Dos amigos caminan por la calle hacia Alonso Martínez. Caminan a toda prisa. Mónica tiene la máscara quitada, Maddi la tiene puesta. “Todavía no me siento segura”, dice Maddi. “Cuando veo a mucha gente junta, me lo pongo, pero aquí”, mira a su alrededor, “prefiero quitármelo”, dice Mónica. “Es extraño ver las caras de la gente. Siento que me falta algo”.

Víctor trabaja como portero en la calle Almagro 23. Este edificio alberga un laboratorio que realiza pruebas para detectar el virus. “Hombre, es obvio por qué llevo una máscara”. Hasta las 11:30, la cola se extendía a unos metros de la puerta del edificio. “El que está detrás de la máscara soy yo, ¿sabes lo que quiero decir? No importa el tiempo que haya pasado, algo podría haber quedado aquí. Viene mucha gente”.

En la penumbra, en la penumbra del vestíbulo, una mujer de mediana edad sin máscara espera al aire libre. “Es oportunismo político”, piensa Víctor. “Es obvio. En verano, en vísperas de las vacaciones, con el perdón… Por supuesto que se quitan la máscara. También te digo: cada uno puede hacer lo que le parezca mejor. No voy a hacer que te pongas una máscara y no vas a hacer que me la quite.

Los cuatro pasajeros del Audi descapotable que va a Alcalá llevan máscaras.

“DEBEMOS SEGUIR SIENDO RESPONSABLES”.
Patricia, de 25 años, ha venido desde Puertollano para someterse a un examen veterinario. “Bueno, lo hice bien”, dice detrás de su paño quirúrgico.

  • “¿Por qué lo llevas?

-¿Una máscara? -Olvidé quitármela al salir de clase.

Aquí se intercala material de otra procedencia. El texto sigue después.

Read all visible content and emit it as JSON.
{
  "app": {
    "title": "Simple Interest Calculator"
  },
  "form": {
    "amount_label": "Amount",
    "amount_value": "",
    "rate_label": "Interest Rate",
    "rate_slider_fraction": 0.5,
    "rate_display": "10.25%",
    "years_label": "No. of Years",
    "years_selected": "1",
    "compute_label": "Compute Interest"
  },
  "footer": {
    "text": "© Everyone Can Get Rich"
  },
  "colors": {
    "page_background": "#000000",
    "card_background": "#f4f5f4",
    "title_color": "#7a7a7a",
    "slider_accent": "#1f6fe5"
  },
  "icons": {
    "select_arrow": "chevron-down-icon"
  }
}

En el exterior de la iglesia de San Fermín de los Navarros, una pareja vestida con ropa cómoda observa la salida de un grupo de novios hacia su boda al otro lado de la calle. Los invitados rodean a los novios. Gritan con alegría: nadie lleva máscaras. Observan la escena como si fueran testigos del aterrizaje de un OVNI. Prefieren no dar sus nombres. “Soy higienista”, responden, “y creo que es demasiado pronto para prescindir de ellos. Debemos seguir siendo responsables.

El conductor toca el claxon a la feliz y expuesta pareja de recién casados.